The only problem is that some of the South Africans appear to have been given a script which they follow religiously, even if it makes no sense.

Take accreditations. Now, in my experience of World Cups, this is a fairly simple process. You take your passport to a desk, your details are checked, a photograph is taken and you get a badge to hang round your neck. The badge, as such badges in all sporting completions, denotes class. If you are really important you can go anywhere inside a venue, us hacks are restricted to certain places.

Yet this time the South Africans have been insisting that, along with the passport, a letter FIFA had sent confirming accreditation be produced. Those assigned to the task have clearly been reading from a prepared script which they had memorised.

Some are so dedicated, I found when visiting a high South African official, because my credentials did not have the right boxes ticked and despite the fact that the office had sent an additional badge, I had great difficulty in getting through.

In the process, some have also shown themselves to be first timers in football in more senses than one.

This led to the situation where a certain Pele was asked which country he came from. When the greatest footballer cannot be immediately identified as a Brazilian, you realise jobs have been given to many people who are indeed very new to the game. All very good, you may say, in bringing World Cup benefits to people who have been so cruelly denied for so long.

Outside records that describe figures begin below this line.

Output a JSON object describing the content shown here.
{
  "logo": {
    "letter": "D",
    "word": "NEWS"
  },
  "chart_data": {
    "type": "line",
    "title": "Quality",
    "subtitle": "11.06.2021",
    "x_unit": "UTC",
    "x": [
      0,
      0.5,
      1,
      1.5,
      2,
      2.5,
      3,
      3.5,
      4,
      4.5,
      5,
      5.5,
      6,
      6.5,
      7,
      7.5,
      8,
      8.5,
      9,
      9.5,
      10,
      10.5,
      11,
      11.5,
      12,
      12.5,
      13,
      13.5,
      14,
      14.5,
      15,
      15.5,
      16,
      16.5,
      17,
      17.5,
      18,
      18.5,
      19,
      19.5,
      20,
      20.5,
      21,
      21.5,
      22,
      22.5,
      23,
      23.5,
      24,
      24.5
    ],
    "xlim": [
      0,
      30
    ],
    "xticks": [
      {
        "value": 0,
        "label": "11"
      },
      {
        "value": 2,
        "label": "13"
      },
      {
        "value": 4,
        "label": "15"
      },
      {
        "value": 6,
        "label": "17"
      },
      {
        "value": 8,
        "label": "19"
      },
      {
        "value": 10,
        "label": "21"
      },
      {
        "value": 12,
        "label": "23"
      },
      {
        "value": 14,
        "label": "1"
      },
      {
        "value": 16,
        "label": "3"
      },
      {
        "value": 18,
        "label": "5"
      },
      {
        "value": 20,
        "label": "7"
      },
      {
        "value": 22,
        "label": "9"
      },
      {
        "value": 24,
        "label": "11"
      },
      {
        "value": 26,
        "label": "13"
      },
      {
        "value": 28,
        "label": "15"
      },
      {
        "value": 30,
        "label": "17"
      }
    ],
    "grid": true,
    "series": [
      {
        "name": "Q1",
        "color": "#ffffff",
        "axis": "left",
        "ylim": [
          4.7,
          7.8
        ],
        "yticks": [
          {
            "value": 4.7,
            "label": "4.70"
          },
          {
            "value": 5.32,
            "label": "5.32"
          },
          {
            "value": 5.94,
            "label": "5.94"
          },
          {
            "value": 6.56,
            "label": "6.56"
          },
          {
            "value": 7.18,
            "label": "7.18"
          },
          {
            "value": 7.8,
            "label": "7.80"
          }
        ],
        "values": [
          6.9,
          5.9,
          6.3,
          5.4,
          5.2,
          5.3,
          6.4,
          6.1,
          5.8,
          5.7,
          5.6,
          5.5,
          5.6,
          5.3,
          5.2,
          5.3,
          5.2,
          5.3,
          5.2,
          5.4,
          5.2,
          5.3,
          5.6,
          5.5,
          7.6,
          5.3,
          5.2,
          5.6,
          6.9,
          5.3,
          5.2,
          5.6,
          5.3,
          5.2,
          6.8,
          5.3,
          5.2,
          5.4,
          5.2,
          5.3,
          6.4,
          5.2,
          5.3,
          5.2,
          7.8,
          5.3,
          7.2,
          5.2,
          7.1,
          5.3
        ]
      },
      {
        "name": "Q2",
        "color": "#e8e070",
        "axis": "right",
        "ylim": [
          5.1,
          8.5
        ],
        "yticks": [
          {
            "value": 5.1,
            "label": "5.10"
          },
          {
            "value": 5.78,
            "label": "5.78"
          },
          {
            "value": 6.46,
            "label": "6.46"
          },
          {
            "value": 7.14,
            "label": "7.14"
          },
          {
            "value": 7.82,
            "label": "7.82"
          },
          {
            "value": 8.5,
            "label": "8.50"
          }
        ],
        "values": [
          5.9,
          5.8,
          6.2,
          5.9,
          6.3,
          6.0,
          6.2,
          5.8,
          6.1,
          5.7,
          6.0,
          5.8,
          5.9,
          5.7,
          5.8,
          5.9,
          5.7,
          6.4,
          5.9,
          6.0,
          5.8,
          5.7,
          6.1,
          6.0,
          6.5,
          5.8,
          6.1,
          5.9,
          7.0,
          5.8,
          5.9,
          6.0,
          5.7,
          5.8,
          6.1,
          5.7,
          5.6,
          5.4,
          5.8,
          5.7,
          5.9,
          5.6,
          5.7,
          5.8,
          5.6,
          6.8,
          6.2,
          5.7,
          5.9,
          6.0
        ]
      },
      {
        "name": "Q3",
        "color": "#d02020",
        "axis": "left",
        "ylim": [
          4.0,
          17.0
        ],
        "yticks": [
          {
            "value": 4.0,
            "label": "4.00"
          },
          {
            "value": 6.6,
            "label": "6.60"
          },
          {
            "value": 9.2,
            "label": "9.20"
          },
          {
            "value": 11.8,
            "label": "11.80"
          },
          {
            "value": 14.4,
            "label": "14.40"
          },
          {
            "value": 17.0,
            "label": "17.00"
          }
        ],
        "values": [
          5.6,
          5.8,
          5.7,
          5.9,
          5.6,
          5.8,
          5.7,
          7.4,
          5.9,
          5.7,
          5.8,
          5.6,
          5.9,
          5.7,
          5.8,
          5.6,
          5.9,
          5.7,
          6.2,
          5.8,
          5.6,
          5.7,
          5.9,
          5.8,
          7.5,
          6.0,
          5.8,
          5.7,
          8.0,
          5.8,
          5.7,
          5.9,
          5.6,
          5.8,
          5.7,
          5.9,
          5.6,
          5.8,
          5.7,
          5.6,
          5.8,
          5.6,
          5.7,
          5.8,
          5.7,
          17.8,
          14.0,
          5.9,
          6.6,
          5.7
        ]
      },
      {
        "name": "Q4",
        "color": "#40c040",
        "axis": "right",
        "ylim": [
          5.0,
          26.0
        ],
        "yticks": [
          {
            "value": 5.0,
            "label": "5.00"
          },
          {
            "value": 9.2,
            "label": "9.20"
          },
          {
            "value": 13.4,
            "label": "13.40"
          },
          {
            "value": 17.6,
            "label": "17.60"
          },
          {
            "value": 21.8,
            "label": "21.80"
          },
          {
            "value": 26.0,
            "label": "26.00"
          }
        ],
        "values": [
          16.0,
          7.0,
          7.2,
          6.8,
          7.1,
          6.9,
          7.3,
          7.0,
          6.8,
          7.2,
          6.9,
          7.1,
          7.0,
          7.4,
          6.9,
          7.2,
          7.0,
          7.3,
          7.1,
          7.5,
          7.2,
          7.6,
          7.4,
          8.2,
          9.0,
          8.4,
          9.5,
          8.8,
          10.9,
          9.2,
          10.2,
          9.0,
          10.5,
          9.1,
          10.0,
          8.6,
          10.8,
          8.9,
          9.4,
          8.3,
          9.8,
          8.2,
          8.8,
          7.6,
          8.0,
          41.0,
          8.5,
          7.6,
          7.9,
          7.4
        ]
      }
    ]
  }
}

Then there has been the laptop checks which at first were mystifying. At every venue I have been to I have had to take out my laptop much as you are required to do airports. But even more than at airports, I have had to stand and wait while an official notes down the serial number of the lap top in a book. When I have left the venues the process has been repeated with the official checking the laptop serial number against the entry made in the book.

Initially I thought this was to do with security concerns, a terrorist dumping a laptop full of devices, but it turns out to be a crime prevention measure stopping people walking away with laptops. In media centres this has led to laptops being screwed to the tables, like the old days in Fleet Street when typewriters were similarly secured.

Yet in contrast, at FIFA hotels where the great and good of world football have gathered, all this security is virtually nonexistent. At the Olympics, the IOC draws a security moat of such intensity round the hotel that getting in is almost like an Olympic competition in itself. How much of this is FIFA and how much South Africa’s desire to show its open, welcoming face to the world, I do not know. It would seem at FIFA venues, security has been increased, or gives the impression of more checks, but outside of that it is the same old smiling South Africa, unaffected by anything the modern world threatens.

Where there is no contrast with the Olympics, or indeed any other major world event, is the drive by commercial partners to make the most of it. So FIFA’s business allies are as always keen to display their wares.

I have just come from an Adidas event which was, in theory, marking the launch of the Adidas press centre. But since such an event would not draw the media, Adidas arranged for the iconic Franz Beckenbauer to come along and say a few words, which drew a huge media presence and led to a media scrum. Adidas gets the publicity, the media gets the famous name which it would otherwise struggle to get and everyone is pleased. You scratch my back I scratch yours, World Cup style.

The next five weeks will see all the other sponsors, and quite a few charities, jump on the World Cup wagon to play this game and they will judge their effectiveness by the media notice they get. Which will make this World Cup just like any other recent World Cup.

The difference is that the South Africans, who in the past have only seen this from afar, will now experience it at first hand, and, in that sense, this World Cup will mark the moment when this rainbow nation joined the modern world of sports commercialism.

Maybe that is the lesson of this World Cup. South Africa welcomes the world and realises the world of football is a huge bazaar where the object is to make sure every member of the FIFA family benefits from the bazaar. And the person who organises the bazaar does most of the paying.